Full Pride Parade 2014 Coverage

From The Archives

Daley is first mayor to lead gays’ parade (1989)

Chicago gays put clout on parade (1990)

March of time alters gay parade (1991)

‘Lift the Ban’ Is Gay March’s Cry (1993)

Gay-Lesbian Parade Marks 25 Years of Gains (1994)

150 marchers set the pace

By Curtis Lawrence

Originally published June 27, 2004

Thirty-four years and “a different world” ago, about 150 gay men and lesbians gathered at Bughouse Square on North Clark and started marching toward what is now Daley Center Plaza.

It was the first anniversary of New York’s Stonewall Riots, where patrons at a gay bar stood up to police harassment and raids.

Now it was Chicago’s turn, and gays here flexed their muscle, albeit in a more subdued and orderly way than the New Yorkers. The group, ranging from late teens through 60-year-olds, made their way down the sidewalks with about half a dozen cops looking on.
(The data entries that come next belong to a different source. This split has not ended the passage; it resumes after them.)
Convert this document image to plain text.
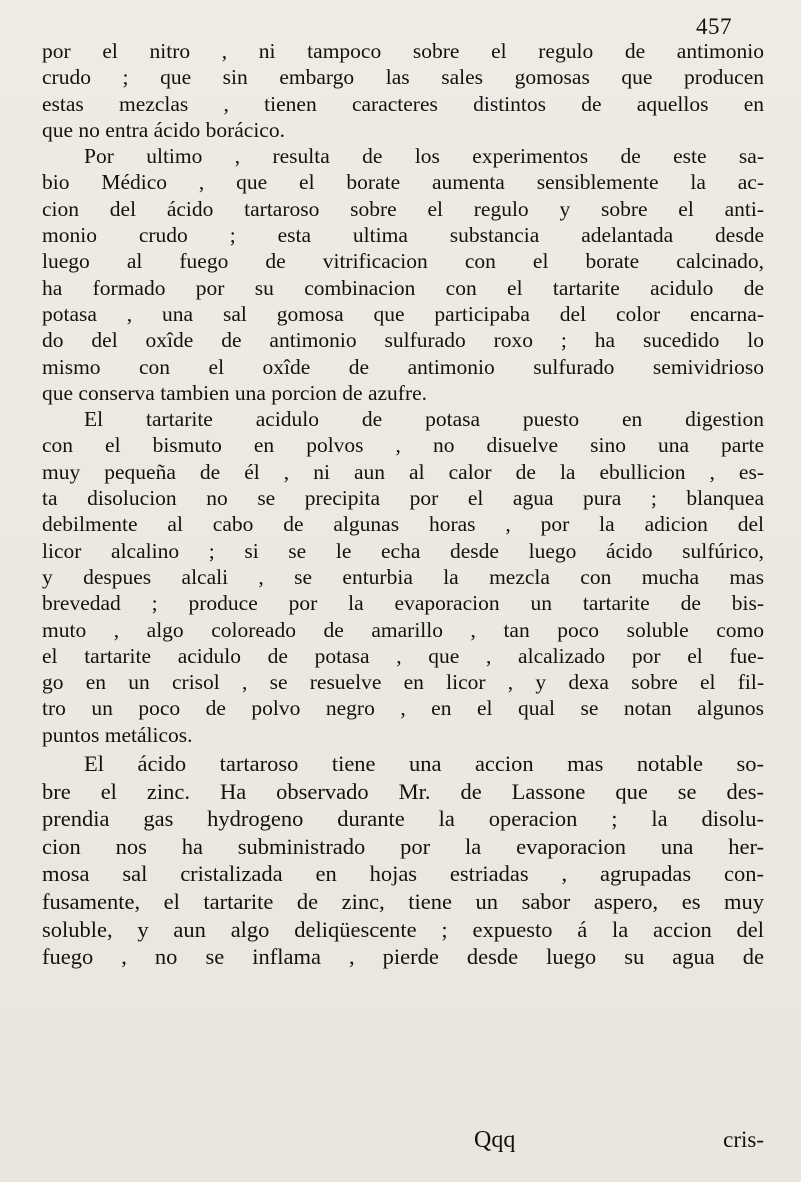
457
por el nitro , ni tampoco sobre el regulo de antimonio
crudo ; que sin embargo las sales gomosas que producen
estas mezclas , tienen caracteres distintos de aquellos en
que no entra ácido borácico.
Por ultimo , resulta de los experimentos de este sa-
bio Médico , que el borate aumenta sensiblemente la ac-
cion del ácido tartaroso sobre el regulo y sobre el anti-
monio crudo ; esta ultima substancia adelantada desde
luego al fuego de vitrificacion con el borate calcinado,
ha formado por su combinacion con el tartarite acidulo de
potasa , una sal gomosa que participaba del color encarna-
do del oxîde de antimonio sulfurado roxo ; ha sucedido lo
mismo con el oxîde de antimonio sulfurado semividrioso
que conserva tambien una porcion de azufre.
El tartarite acidulo de potasa puesto en digestion
con el bismuto en polvos , no disuelve sino una parte
muy pequeña de él , ni aun al calor de la ebullicion , es-
ta disolucion no se precipita por el agua pura ; blanquea
debilmente al cabo de algunas horas , por la adicion del
licor alcalino ; si se le echa desde luego ácido sulfúrico,
y despues alcali , se enturbia la mezcla con mucha mas
brevedad ; produce por la evaporacion un tartarite de bis-
muto , algo coloreado de amarillo , tan poco soluble como
el tartarite acidulo de potasa , que , alcalizado por el fue-
go en un crisol , se resuelve en licor , y dexa sobre el fil-
tro un poco de polvo negro , en el qual se notan algunos
puntos metálicos.
El ácido tartaroso tiene una accion mas notable so-
bre el zinc. Ha observado Mr. de Lassone que se des-
prendia gas hydrogeno durante la operacion ; la disolu-
cion nos ha subministrado por la evaporacion una her-
mosa sal cristalizada en hojas estriadas , agrupadas con-
fusamente, el tartarite de zinc, tiene un sabor aspero, es muy
soluble, y aun algo deliqüescente ; expuesto á la accion del
fuego , no se inflama , pierde desde luego su agua de
Qqq	cris-
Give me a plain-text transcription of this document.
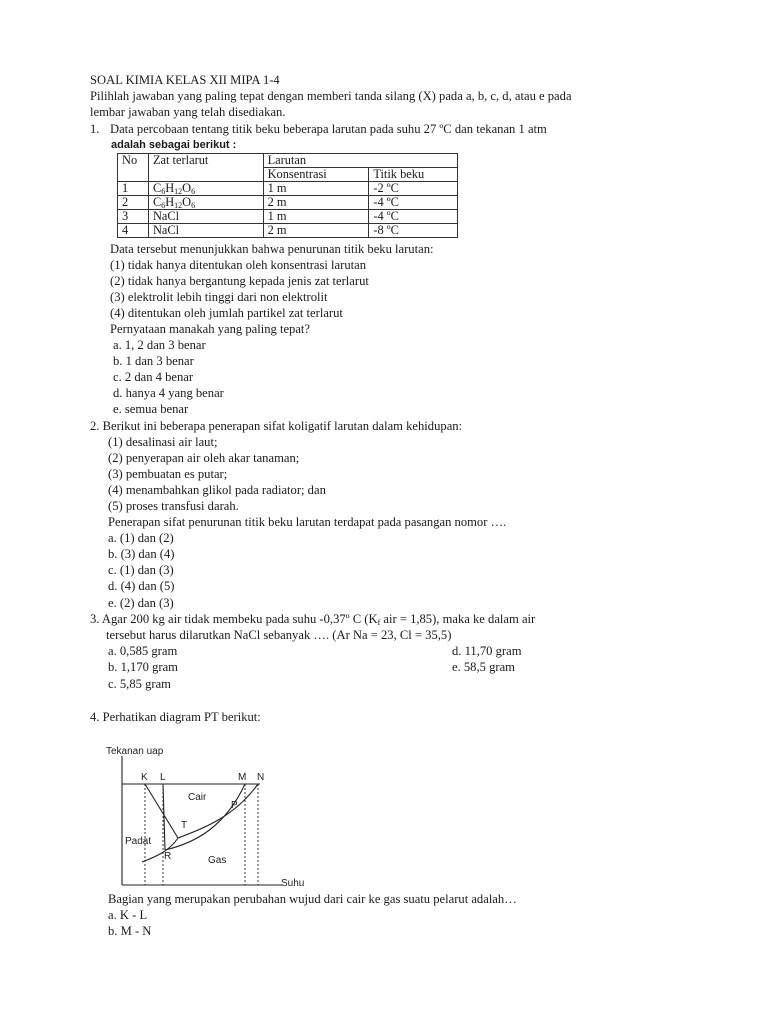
SOAL KIMIA KELAS XII MIPA 1-4
Pilihlah jawaban yang paling tepat dengan memberi tanda silang (X) pada a, b, c, d, atau e pada
lembar jawaban yang telah disediakan.
1. Data percobaan tentang titik beku beberapa larutan pada suhu 27 ºC dan tekanan 1 atm
adalah sebagai berikut :
No	Zat terlarut	Larutan	
		Konsentrasi	Titik beku
1	$C_6H_{12}O_6$	1 m	-2 ºC
2	$C_6H_{12}O_6$	2 m	-4 ºC
3	NaCl	1 m	-4 ºC
4	NaCl	2 m	-8 ºC
Data tersebut menunjukkan bahwa penurunan titik beku larutan:
(1) tidak hanya ditentukan oleh konsentrasi larutan
(2) tidak hanya bergantung kepada jenis zat terlarut
(3) elektrolit lebih tinggi dari non elektrolit
(4) ditentukan oleh jumlah partikel zat terlarut
Pernyataan manakah yang paling tepat?
a. 1, 2 dan 3 benar
b. 1 dan 3 benar
c. 2 dan 4 benar
d. hanya 4 yang benar
e. semua benar
2. Berikut ini beberapa penerapan sifat koligatif larutan dalam kehidupan:
(1) desalinasi air laut;
(2) penyerapan air oleh akar tanaman;
(3) pembuatan es putar;
(4) menambahkan glikol pada radiator; dan
(5) proses transfusi darah.
Penerapan sifat penurunan titik beku larutan terdapat pada pasangan nomor ….
a. (1) dan (2)
b. (3) dan (4)
c. (1) dan (3)
d. (4) dan (5)
e. (2) dan (3)
3. Agar 200 kg air tidak membeku pada suhu -0,37º C ($K_f$ air = 1,85), maka ke dalam air
tersebut harus dilarutkan NaCl sebanyak …. (Ar Na = 23, Cl = 35,5)
a. 0,585 gram	d. 11,70 gram
b. 1,170 gram	e. 58,5 gram
c. 5,85 gram
4. Perhatikan diagram PT berikut:
Tekanan uap
Suhu
K L	M N
Cair
P
T
Padat
R	Gas
Bagian yang merupakan perubahan wujud dari cair ke gas suatu pelarut adalah…
a. K - L
b. M - N
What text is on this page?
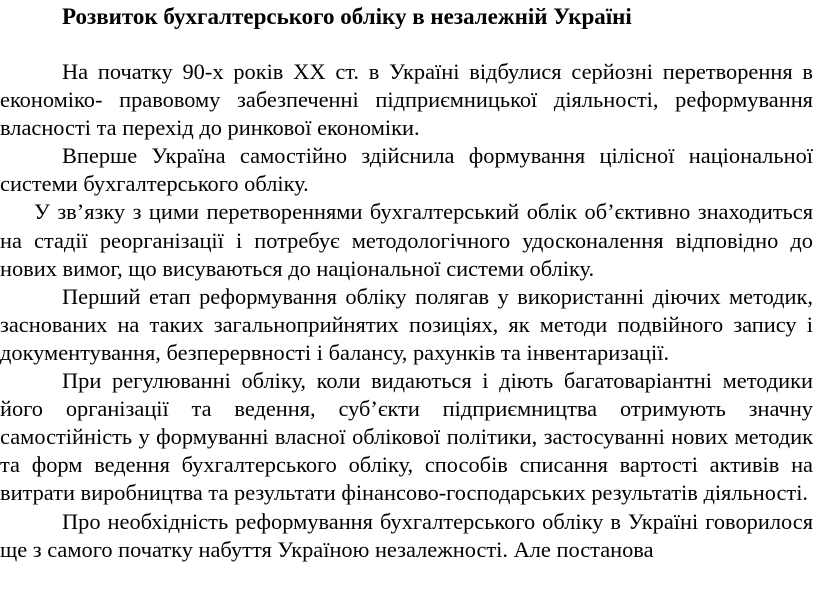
Розвиток бухгалтерського обліку в незалежній Україні

На початку 90-х років ХХ ст. в Україні відбулися серйозні перетворення в економіко- правовому забезпеченні підприємницької діяльності, реформування власності та перехід до ринкової економіки.

Вперше Україна самостійно здійснила формування цілісної національної системи бухгалтерського обліку.

У зв’язку з цими перетвореннями бухгалтерський облік об’єктивно знаходиться на стадії реорганізації і потребує методологічного удосконалення відповідно до нових вимог, що висуваються до національної системи обліку.

Перший етап реформування обліку полягав у використанні діючих методик, заснованих на таких загальноприйнятих позиціях, як методи подвійного запису і документування, безперервності і балансу, рахунків та інвентаризації.

При регулюванні обліку, коли видаються і діють багатоваріантні методики його організації та ведення, суб’єкти підприємництва отримують значну самостійність у формуванні власної облікової політики, застосуванні нових методик та форм ведення бухгалтерського обліку, способів списання вартості активів на витрати виробництва та результати фінансово-господарських результатів діяльності.

Про необхідність реформування бухгалтерського обліку в Україні говорилося ще з самого початку набуття Україною незалежності. Але постанова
“It was overdue, and it fit right in with the tenor of the times,” said Albert Williams, a music professor at Columbia College and theater critic for the Chicago Reader.

“We ended up with a speech and did a circle dance around the Picasso, which I always thought Pablo would have liked,” said Williams, who was 19 at the time.
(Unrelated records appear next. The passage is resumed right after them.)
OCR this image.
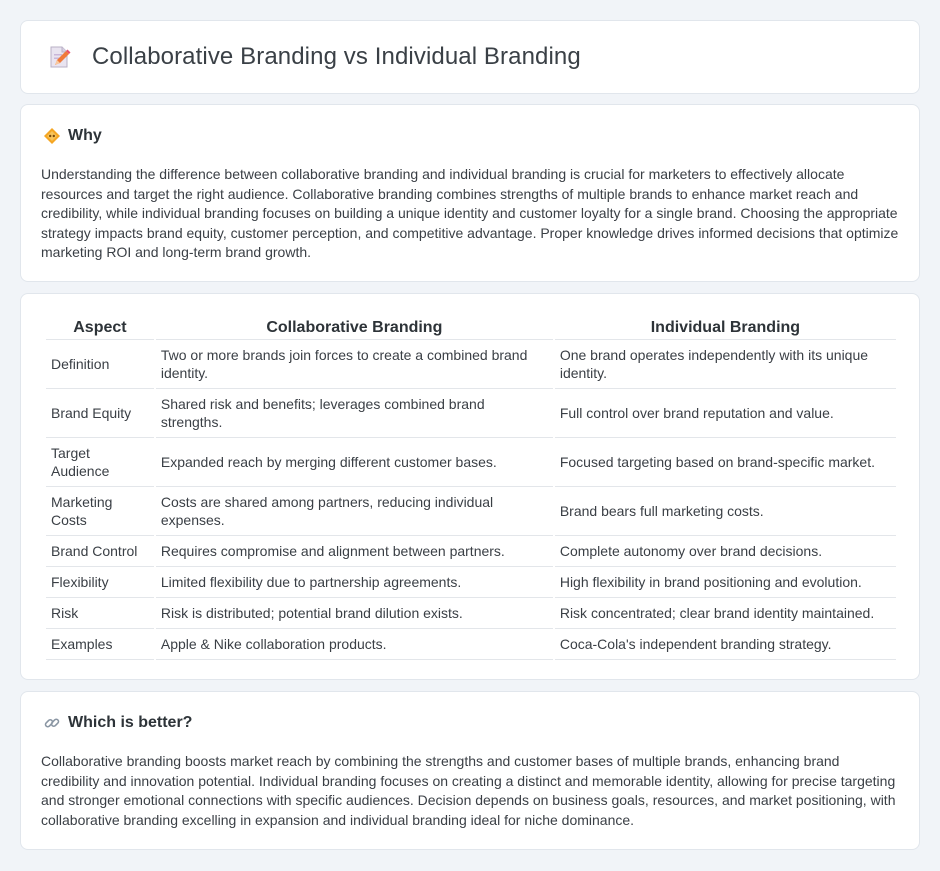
Collaborative Branding vs Individual Branding
Why

Understanding the difference between collaborative branding and individual branding is crucial for marketers to effectively allocate resources and target the right audience. Collaborative branding combines strengths of multiple brands to enhance market reach and credibility, while individual branding focuses on building a unique identity and customer loyalty for a single brand. Choosing the appropriate strategy impacts brand equity, customer perception, and competitive advantage. Proper knowledge drives informed decisions that optimize marketing ROI and long-term brand growth.

Aspect	Collaborative Branding	Individual Branding
Definition	Two or more brands join forces to create a combined brand identity.	One brand operates independently with its unique identity.
Brand Equity	Shared risk and benefits; leverages combined brand strengths.	Full control over brand reputation and value.
Target Audience	Expanded reach by merging different customer bases.	Focused targeting based on brand-specific market.
Marketing Costs	Costs are shared among partners, reducing individual expenses.	Brand bears full marketing costs.
Brand Control	Requires compromise and alignment between partners.	Complete autonomy over brand decisions.
Flexibility	Limited flexibility due to partnership agreements.	High flexibility in brand positioning and evolution.
Risk	Risk is distributed; potential brand dilution exists.	Risk concentrated; clear brand identity maintained.
Examples	Apple & Nike collaboration products.	Coca-Cola's independent branding strategy.
Which is better?

Collaborative branding boosts market reach by combining the strengths and customer bases of multiple brands, enhancing brand credibility and innovation potential. Individual branding focuses on creating a distinct and memorable identity, allowing for precise targeting and stronger emotional connections with specific audiences. Decision depends on business goals, resources, and market positioning, with collaborative branding excelling in expansion and individual branding ideal for niche dominance.
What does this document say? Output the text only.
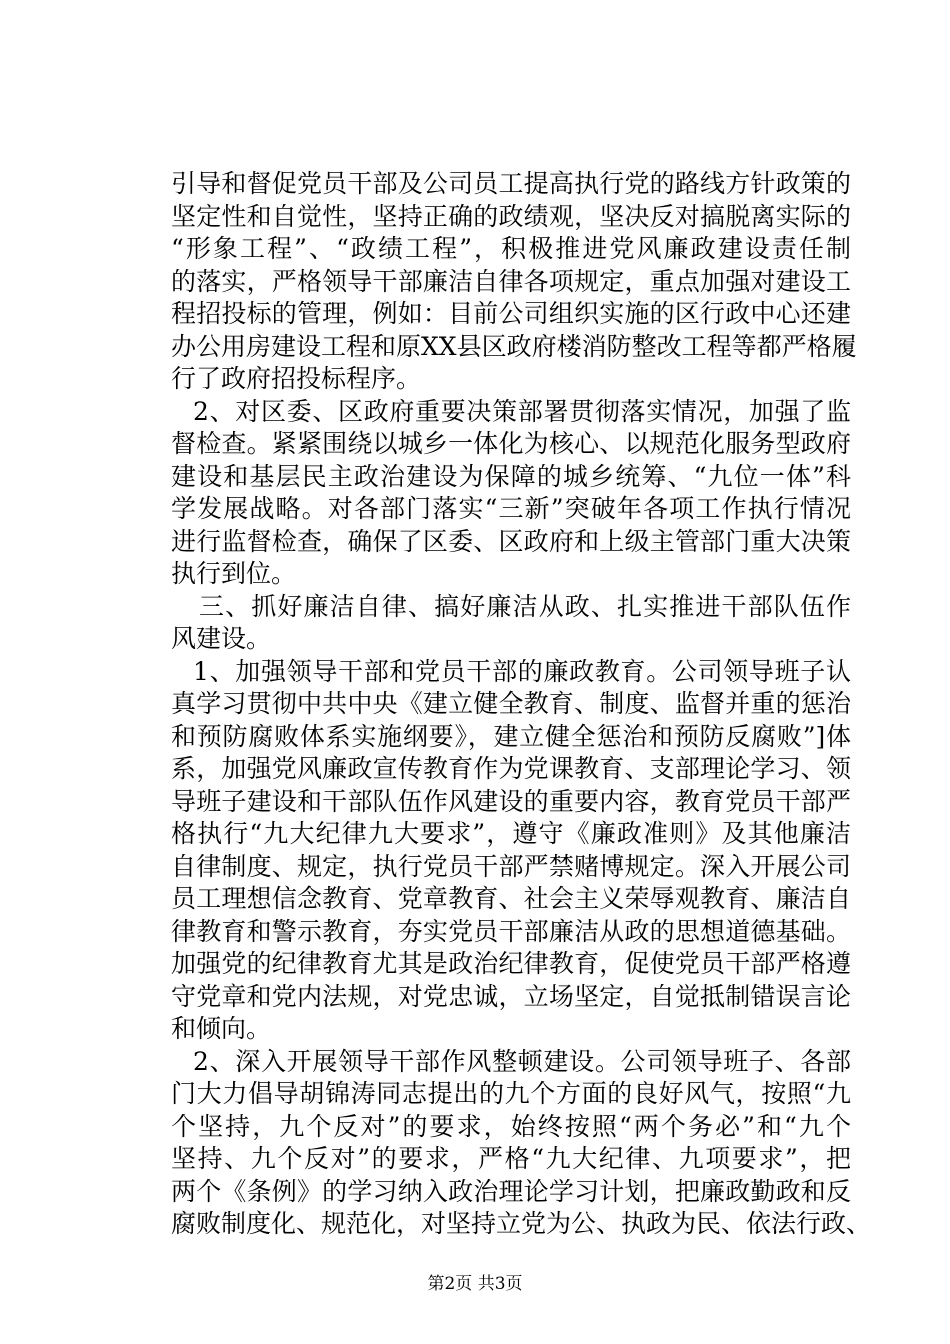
引导和督促党员干部及公司员工提高执行党的路线方针政策的
坚定性和自觉性，坚持正确的政绩观，坚决反对搞脱离实际的
“形象工程”、“政绩工程”，积极推进党风廉政建设责任制
的落实，严格领导干部廉洁自律各项规定，重点加强对建设工
程招投标的管理，例如：目前公司组织实施的区行政中心还建
办公用房建设工程和原XX县区政府楼消防整改工程等都严格履
行了政府招投标程序。
2、对区委、区政府重要决策部署贯彻落实情况，加强了监
督检查。紧紧围绕以城乡一体化为核心、以规范化服务型政府
建设和基层民主政治建设为保障的城乡统筹、“九位一体”科
学发展战略。对各部门落实“三新”突破年各项工作执行情况
进行监督检查，确保了区委、区政府和上级主管部门重大决策
执行到位。
三、抓好廉洁自律、搞好廉洁从政、扎实推进干部队伍作
风建设。
1、加强领导干部和党员干部的廉政教育。公司领导班子认
真学习贯彻中共中央《建立健全教育、制度、监督并重的惩治
和预防腐败体系实施纲要》，建立健全惩治和预防反腐败”]体
系，加强党风廉政宣传教育作为党课教育、支部理论学习、领
导班子建设和干部队伍作风建设的重要内容，教育党员干部严
格执行“九大纪律九大要求”，遵守《廉政准则》及其他廉洁
自律制度、规定，执行党员干部严禁赌博规定。深入开展公司
员工理想信念教育、党章教育、社会主义荣辱观教育、廉洁自
律教育和警示教育，夯实党员干部廉洁从政的思想道德基础。
加强党的纪律教育尤其是政治纪律教育，促使党员干部严格遵
守党章和党内法规，对党忠诚，立场坚定，自觉抵制错误言论
和倾向。
2、深入开展领导干部作风整顿建设。公司领导班子、各部
门大力倡导胡锦涛同志提出的九个方面的良好风气，按照“九
个坚持，九个反对”的要求，始终按照“两个务必”和“九个
坚持、九个反对”的要求，严格“九大纪律、九项要求”，把
两个《条例》的学习纳入政治理论学习计划，把廉政勤政和反
腐败制度化、规范化，对坚持立党为公、执政为民、依法行政、
第2页 共3页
That same day, a 21-year-old kid named Richard Pfeiffer was watching.

“I was on the sidelines — one of those people with their collar up, kind of hoping that no one saw me,” said Pfeiffer, who soon after became involved in organizing the parade and is now the coordinator.

“It was a whole different world then,” said Pfeiffer, a little amazement still lingering in his voice. “In a sense it was empowering because of all these people willing to come out in an era when it was not a cool thing to do. And it just energized me. It made me feel better about myself.”
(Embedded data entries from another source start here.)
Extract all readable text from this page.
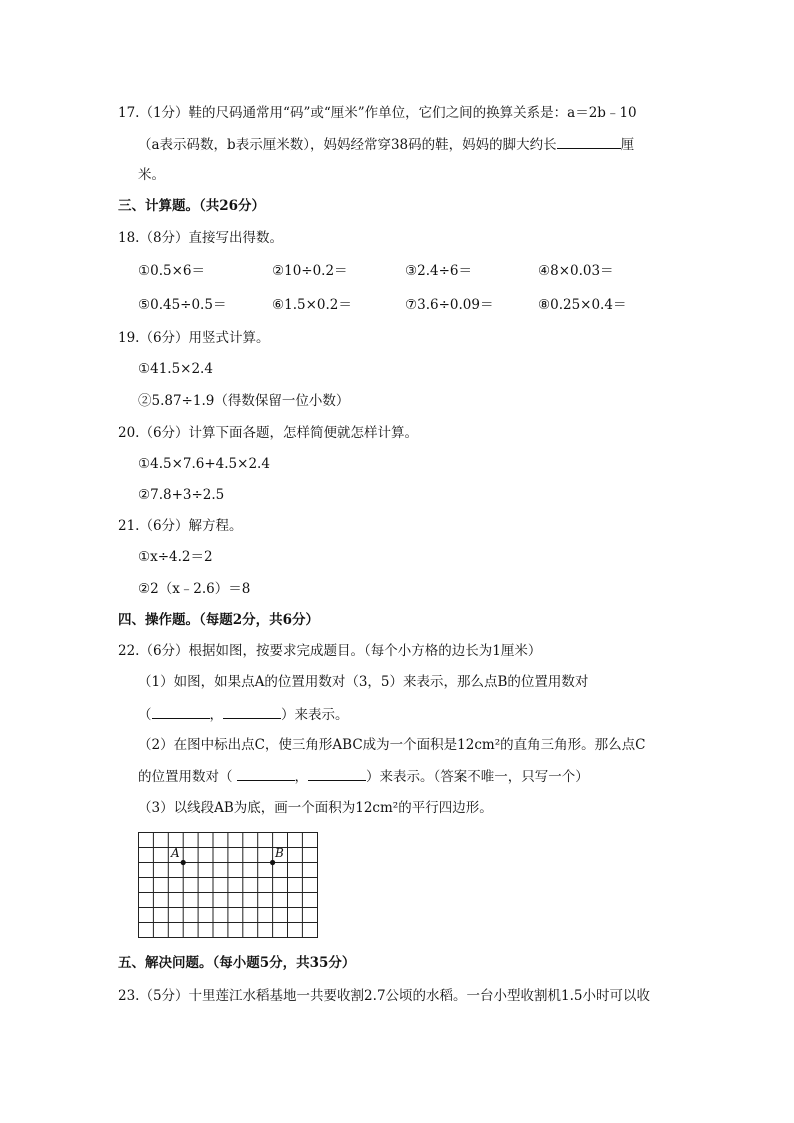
17.（1分）鞋的尺码通常用“码”或“厘米”作单位，它们之间的换算关系是：a＝2b﹣10
（a表示码数，b表示厘米数），妈妈经常穿38码的鞋，妈妈的脚大约长	厘
米。
三、计算题。（共26分）
18.（8分）直接写出得数。
①0.5×6＝	②10÷0.2＝	③2.4÷6＝	④8×0.03＝
⑤0.45÷0.5＝	⑥1.5×0.2＝	⑦3.6÷0.09＝	⑧0.25×0.4＝
19.（6分）用竖式计算。
①41.5×2.4
②5.87÷1.9（得数保留一位小数）
20.（6分）计算下面各题，怎样简便就怎样计算。
①4.5×7.6+4.5×2.4
②7.8+3÷2.5
21.（6分）解方程。
①x÷4.2＝2
②2（x﹣2.6）＝8
四、操作题。（每题2分，共6分）
22.（6分）根据如图，按要求完成题目。（每个小方格的边长为1厘米）
（1）如图，如果点A的位置用数对（3，5）来表示，那么点B的位置用数对
（	，	）来表示。
（2）在图中标出点C，使三角形ABC成为一个面积是12cm²的直角三角形。那么点C
的位置用数对（	，	）来表示。（答案不唯一，只写一个）
（3）以线段AB为底，画一个面积为12cm²的平行四边形。
A	B
五、解决问题。（每小题5分，共35分）
23.（5分）十里莲江水稻基地一共要收割2.7公顷的水稻。一台小型收割机1.5小时可以收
After just one year, the march grew into a parade. It also moved to its present home in Lake View, along Halsted and Broadway in the area commonly known as Boys Town.

In the second year of the parade, Pfeiffer was no longer on the sidelines. He remembers marchers calling out to friends on the sidelines to “come on in, the water’s fine.”

“I didn’t do that because my feeling has always been that you really shouldn’t out people. If someone had done that to me in the 1970 march, I would have left.”

Since 1970, the parade has grown to attract about 350,000 people and 200 parade entries.

“And it’s important to note that the parade has grown . . . not only because more gay people are willing to march, but also because it’s attracted a huge audience of straight people — some sympathetic, some just curious,” Williams said. “You don’t have to be Irish to enjoy the St. Patrick’s Day parade.”

150 marchers set the pace

By Jim Ritter

Originally published June 27, 2005

When he marched in the first gay and lesbian Pride Parade, Gary Chichester carried a homemade silkscreen flag.

The flag displayed two interlocking male symbols, two interlocking female symbols and a militant clenched fist.

“People wanted change,” Chichester said. “And the only way to stand up and get noticed was to be angry.”

Since that first Pride Parade, when Chichester joined a few hundred other activists in a sidewalk march, things have changed more than Chichester ever imagined.

The Pride Parade, now in its 36th year, has become one of Chicago’s largest parades, attracting 250 floats and several hundred thousand spectators and participants on the North Side. There’s a big corporate presence, too, including Jewel, SBC and LaSalle Bank.

Chichester, who has been in all but two of the Chicago Pride Parades, is gratified that gays and lesbians have become more accepted. “To see the progress the community has made is incredible,” he said.

Still, Chichester, 58, gets nostalgic about the parade’s early days.

“Sometimes it was good to be naughty and underground,” he said. “Now that we’re aboveground, maybe it’s not as much fun.”

Chichester rode in the Hall of Fame float. (He was inducted in 1992 for his years of activism.) As he always does, he brought along his old flag. It’s frayed on the outer edge, but otherwise in good shape.

“It’s a little battered. So am I,” Chichester said. “But we’re still here.”